Neben dem automatisch durch Gesetz eintretenden Nachrang tritt als zweiter wichtiger Punkt die Möglichkeit der Rückforderung zurückgezahlter Darlehen im Insolvenzfall: Hat die Gesellschaft das von einem Gesellschafter erhaltene Darlehen innerhalb des letzten Jahres vor dem Antrag auf Eröffnung des Insolvenzverfahrens – oder danach – an den Gesellschafter zurückgezahlt, ist der Insolvenzverwalter zur Anfechtung der die Rückzahlung begründenden Rechtshandlungen und zur Rückforderung des Darlehensbetrages berechtigt, § 135 Abs. 1 Nr. 2 InsO. Gleiches gilt für gezahlte Zinsen.

Gesellschafterdarlehen beim Unternehmenskauf

Die Anfechtbarkeit von Darlehensrückzahlungen nach § 135 InsO muss bei der Ausgestaltung eines Unternehmenserwerbs berücksichtigt werden: Lässt sich der Veräußerer der Geschäftsanteile des Unternehmens sein Gesellschafterdarlehen von der Gesellschaft vor Veräußerung zurückzahlen, besteht das Risiko, dass bei Verschlechterung der wirtschaftlichen Lage der Gesellschaft innerhalb eines Jahres seit Rückzahlung Insolvenzantrag gestellt und der Darlehensbetrag vom Insolvenzverwalter zurückgefordert wird – obwohl der Veräußerer zu diesem Zeitpunkt nicht mehr Gesellschafter ist und keinen Einfluss auf die wirtschaftliche Entwicklung der Gesellschaft nach Veräußerung ausüben konnte.

Eine Rückzahlung des Darlehens durch den Erwerber (anstatt durch die Gesellschaft) kann Anfechtungsrisiken reduzieren, sicherer dürfte jedoch der Erlass der Darlehensforderung oder ihre Einbringung in das Vermögen der Gesellschaft vor der Veräußerung sein.

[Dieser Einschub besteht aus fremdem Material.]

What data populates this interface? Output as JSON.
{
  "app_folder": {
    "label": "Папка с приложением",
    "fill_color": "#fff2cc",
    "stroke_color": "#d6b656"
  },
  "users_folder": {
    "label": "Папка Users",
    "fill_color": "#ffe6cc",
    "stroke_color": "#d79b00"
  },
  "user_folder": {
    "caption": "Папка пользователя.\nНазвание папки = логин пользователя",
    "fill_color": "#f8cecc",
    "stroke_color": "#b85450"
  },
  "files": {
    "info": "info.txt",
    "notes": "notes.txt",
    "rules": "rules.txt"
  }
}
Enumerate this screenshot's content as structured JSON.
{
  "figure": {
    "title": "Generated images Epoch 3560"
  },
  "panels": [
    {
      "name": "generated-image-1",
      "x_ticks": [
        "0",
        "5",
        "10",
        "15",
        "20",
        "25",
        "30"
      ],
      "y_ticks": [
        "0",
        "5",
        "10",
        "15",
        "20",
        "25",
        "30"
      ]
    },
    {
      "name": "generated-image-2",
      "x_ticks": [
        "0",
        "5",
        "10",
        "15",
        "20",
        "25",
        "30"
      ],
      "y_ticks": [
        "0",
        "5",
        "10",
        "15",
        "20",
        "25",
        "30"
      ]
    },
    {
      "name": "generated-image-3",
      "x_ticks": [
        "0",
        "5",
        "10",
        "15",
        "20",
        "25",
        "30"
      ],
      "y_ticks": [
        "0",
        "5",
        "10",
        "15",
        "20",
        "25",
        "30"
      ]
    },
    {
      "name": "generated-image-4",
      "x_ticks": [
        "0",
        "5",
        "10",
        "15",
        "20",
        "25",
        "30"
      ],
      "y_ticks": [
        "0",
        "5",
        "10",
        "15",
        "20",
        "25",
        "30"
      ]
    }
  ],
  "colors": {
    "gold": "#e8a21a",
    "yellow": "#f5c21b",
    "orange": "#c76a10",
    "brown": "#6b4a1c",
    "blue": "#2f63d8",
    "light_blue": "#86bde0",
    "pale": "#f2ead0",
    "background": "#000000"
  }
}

Allerdings kommt es in diesen Varianten stets auch zur Beendigung des Darlehensvertrages. Indessen möchte der Erwerber das Darlehen häufig weiterhin nutzen. Hierfür können steuerliche Erwägungen eine Rolle spielen oder auch die Möglichkeit, dem erworbenen Unternehmen durch Zins- und Tilgungszahlungen Mittel zu entziehen. In solchen Fällen bietet sich der Erwerb des Gesellschafterdarlehens zusammen mit der Beteiligung an der Gesellschaft an. Dies erfolgt in der Regel durch eine Abtretung der Darlehensforderung vom Veräußerer an den Erwerber.

Das Urteil des BGH

Vor diesem Hintergrund verdient ein aktuelles Urteil des BGH vom 21. Februar 2013 (Az. IX ZR 21/12) besondere Aufmerksamkeit.

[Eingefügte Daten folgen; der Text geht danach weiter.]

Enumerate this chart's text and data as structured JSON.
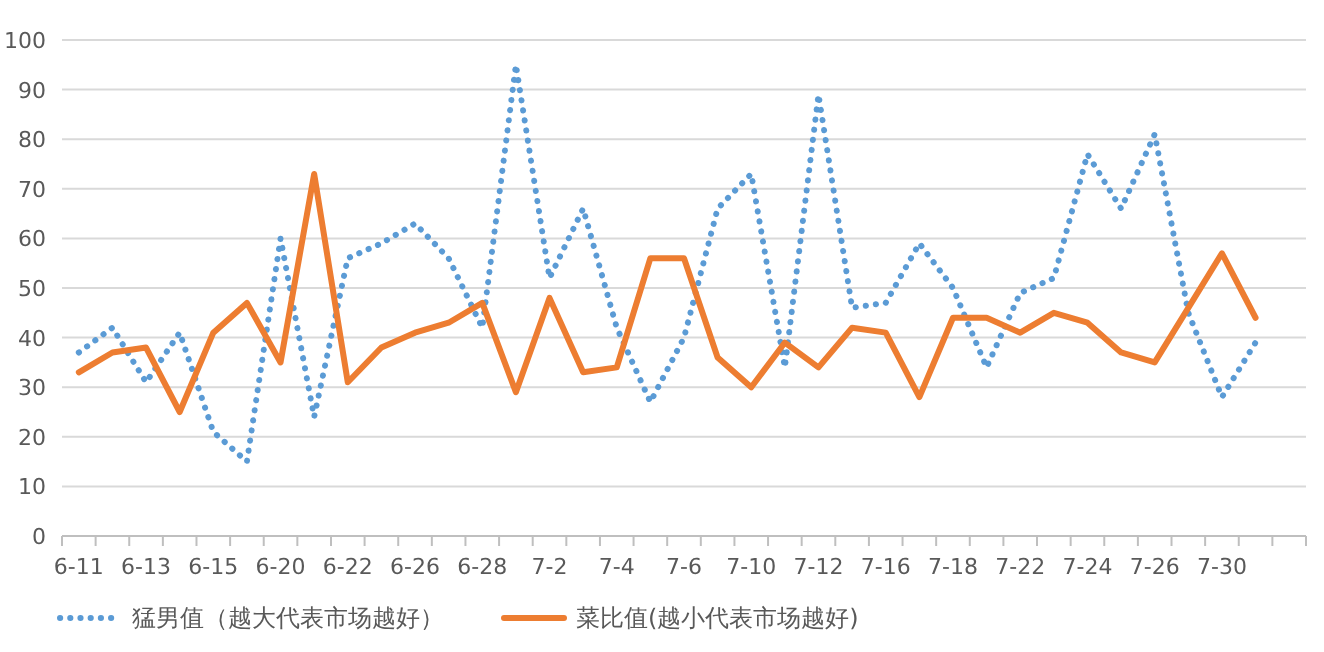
{
  "chart_data": {
    "type": "line",
    "categories": [
      "6-11",
      null,
      "6-13",
      null,
      "6-15",
      null,
      "6-20",
      null,
      "6-22",
      null,
      "6-26",
      null,
      "6-28",
      null,
      "7-2",
      null,
      "7-4",
      null,
      "7-6",
      null,
      "7-10",
      null,
      "7-12",
      null,
      "7-16",
      null,
      "7-18",
      null,
      "7-22",
      null,
      "7-24",
      null,
      "7-26",
      null,
      "7-30",
      null,
      null
    ],
    "series": [
      {
        "name": "猛男值（越大代表市场越好）",
        "color": "#5b9bd5",
        "line_style": "dotted",
        "values": [
          37,
          42,
          31,
          41,
          21,
          15,
          60,
          24,
          56,
          59,
          63,
          56,
          42,
          95,
          52,
          66,
          42,
          27,
          40,
          66,
          73,
          34,
          89,
          46,
          47,
          59,
          50,
          34,
          49,
          52,
          77,
          66,
          81,
          45,
          28,
          39,
          null
        ]
      },
      {
        "name": "菜比值(越小代表市场越好)",
        "color": "#ed7d31",
        "line_style": "solid",
        "values": [
          33,
          37,
          38,
          25,
          41,
          47,
          35,
          73,
          31,
          38,
          41,
          43,
          47,
          29,
          48,
          33,
          34,
          56,
          56,
          36,
          30,
          39,
          34,
          42,
          41,
          28,
          44,
          44,
          41,
          45,
          43,
          37,
          35,
          46,
          57,
          44,
          null
        ]
      }
    ],
    "ylim": [
      0,
      100
    ],
    "yticks": [
      0,
      10,
      20,
      30,
      40,
      50,
      60,
      70,
      80,
      90,
      100
    ],
    "grid": "y",
    "legend": "bottom"
  }
}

In der Entscheidung hatte der BGH über die vom Insolvenzverwalter geforderte Rückführung eines Darlehensbetrages zu entscheiden, der von der Gesellschaft innerhalb der Jahresfrist des § 135 Abs. 1 Nr. 2 InsO beglichen worden war. Das Darlehen war der Gesellschaft nicht von ihrer Gesellschafterin, einer GmbH, sondern von deren Gesellschafterin, also vom sog. „Gesellschafter-Gesellschafter“ gewährt worden. Von diesem verlangte der Insolvenzverwalter klageweise die Rückführung des Darlehensbetrages. Der beklagte Gesellschafter-Gesellschafter wandte ein, dass er die Darlehensforderung an einen Dritten abgetreten habe und das Darlehen auch von der Gesellschaft direkt an den Dritten zurückgezahlt worden sei. Die Rückforderung sei daher an den Dritten zu richten.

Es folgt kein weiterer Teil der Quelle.